You will join a high-caliber team responsible for modernizing our data infrastructure and deploying advanced models that drive efficiency and insight. You will have significant autonomy to select tools, design architectures, and influence the firm's broader AI roadmap.
Key Responsibilities- GenAI Development: Design and implement advanced RAG (Retrieval-Augmented Generation) architectures and fine-tuned models to unlock insights from proprietary financial data.
- Hybrid Cloud Engineering: Develop seamless integration between on-prem legacy systems and AWS cloud infrastructure using Python, Java, and Spark .

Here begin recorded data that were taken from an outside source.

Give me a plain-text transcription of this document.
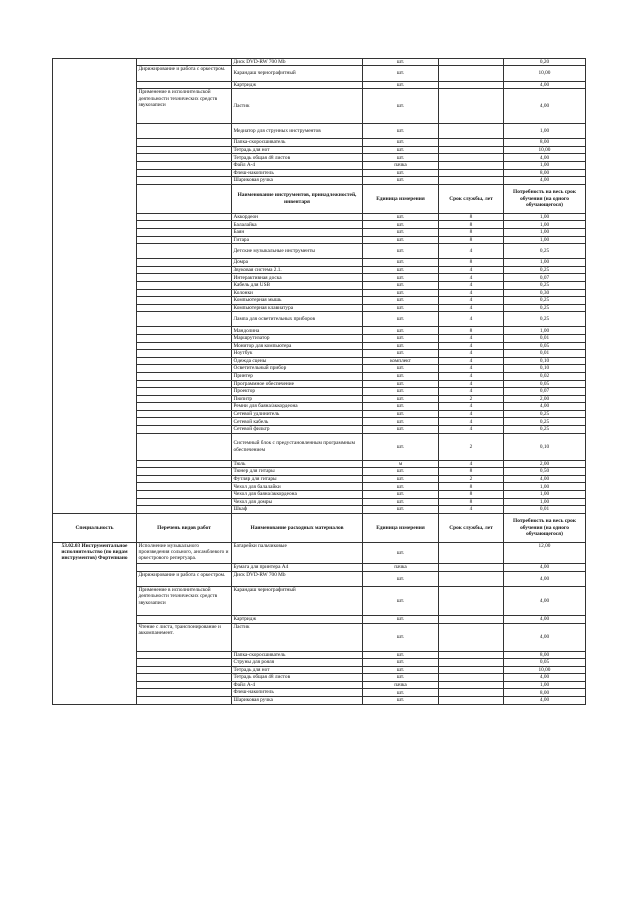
		Диск DVD-RW 700 Mb	шт.		0,20
	Дирижирование и работа с оркестром.	Карандаш чернографитный	шт.		10,00
		Картридж	шт.		4,00
	Применение в исполнительской деятельности технических средств звукозаписи	Ластик	шт.		4,00
		Медиатор для струнных инструментов	шт.		1,00
		Папка-скоросшиватель	шт.		8,00
		Тетрадь для нот	шт.		10,00
		Тетрадь общая 48 листов	шт.		4,00
		Файл А-4	пачка		1,00
		Флеш-накопитель	шт.		8,00
		Шариковая ручка	шт.		4,00
		Наименование инструментов, принадлежностей, инвентаря	Единица измерения	Срок службы, лет	Потребность на весь срок обучения (на одного обучающегося)
		Аккордеон	шт.	8	1,00
		Балалайка	шт.	8	1,00
		Баян	шт.	8	1,00
		Гитара	шт.	8	1,00
		Детские музыкальные инструменты	шт.	4	0,25
		Домра	шт.	8	1,00
		Звуковая система 2.1.	шт.	4	0,25
		Интерактивная доска	шт.	4	0,07
		Кабель для USB	шт.	4	0,25
		Колонки	шт.	4	0,30
		Компьютерная мышь	шт.	4	0,25
		Компьютерная клавиатура	шт.	4	0,25
		Лампа для осветительных приборов	шт.	4	0,25
		Мандолина	шт.	8	1,00
		Маршрутизатор	шт.	4	0,01
		Монитор для компьютера	шт.	4	0,05
		Ноутбук	шт.	4	0,01
		Одежда сцены	комплект	4	0,10
		Осветительный прибор	шт.	4	0,10
		Принтер	шт.	4	0,02
		Программное обеспечение	шт.	4	0,05
		Проектор	шт.	4	0,07
		Пюпитр	шт.	2	2,00
		Ремни для баяна/аккордеона	шт.	4	4,00
		Сетевой удлинитель	шт.	4	0,25
		Сетевой кабель	шт.	4	0,25
		Сетевой фильтр	шт.	4	0,25
		Системный блок с предустановленным программным обеспечением	шт.	2	0,10
		Тюль	м	4	2,00
		Тюнер для гитары	шт.	8	0,50
		Футляр для гитары	шт.	2	4,00
		Чехол для балалайки	шт.	8	1,00
		Чехол для баяна/аккордеона	шт.	8	1,00
		Чехол для домры	шт.	8	1,00
		Шкаф	шт.	4	0,01
Специальность	Перечень видов работ	Наименование расходных материалов	Единица измерения	Срок службы, лет	Потребность на весь срок обучения (на одного обучающегося)
53.02.03 Инструментальное исполнительство (по видам инструментов) Фортепиано	Исполнение музыкального произведения сольного, ансамблевого и оркестрового репертуара.	Батарейки пальчиковые	шт.		12,00
		Бумага для принтера А4	пачка		4,00
	Дирижирование и работа с оркестром.	Диск DVD-RW 700 Mb	шт.		4,00
	Применение в исполнительской деятельности технических средств звукозаписи	Карандаш чернографитный	шт.		4,00
		Картридж	шт.		4,00
	Чтение с листа, транспонирование и аккомпанемент.	Ластик	шт.		4,00
		Папка-скоросшиватель	шт.		8,00
		Струны для рояля	шт.		0,05
		Тетрадь для нот	шт.		10,00
		Тетрадь общая 48 листов	шт.		4,00
		Файл А-4	пачка		1,00
		Флеш-накопитель	шт.		8,00
		Шариковая ручка	шт.		4,00
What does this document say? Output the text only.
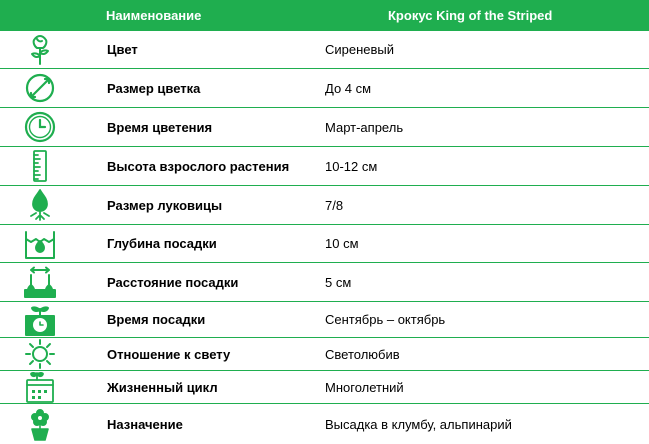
Наименование	Крокус King of the Striped
Цвет	Сиреневый
Размер цветка	До 4 см
Время цветения	Март-апрель
Высота взрослого растения	10-12 см
Размер луковицы	7/8
Глубина посадки	10 см
Расстояние посадки	5 см
Время посадки	Сентябрь – октябрь
Отношение к свету	Светолюбив
Жизненный цикл	Многолетний
Назначение	Высадка в клумбу, альпинарий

- Production Deployment: Transition experimental models into reliable, monitored production services, ensuring high availability and data consistency.
- Model Governance: Partner with Compliance and Risk teams to establish automated testing frameworks for model accuracy, hallucinations, and drift—ensuring all solutions are audit-ready.
- Market Leadership: actively monitor the AI/ML landscape to introduce new libraries, frameworks, and methodologies to the firm.
- Industry Background: 5+ years of engineering experience, with significant tenure at a major Investment Bank or Hedge Fund.
- Technical Stack: Proficiency in Python (PyTorch, TensorFlow, LangChain) and Java . Strong command of SQL and distributed computing (Spark).
- Architecture: Experience building event-driven architectures using Kafka within a financial context.
- Communication: Ability to explain complex AI concepts to non-technical stakeholders and investment professionals.
- Ethical Standards: Unwavering commitment to data privacy, ethics, and the regulatory standards of the financial services industry.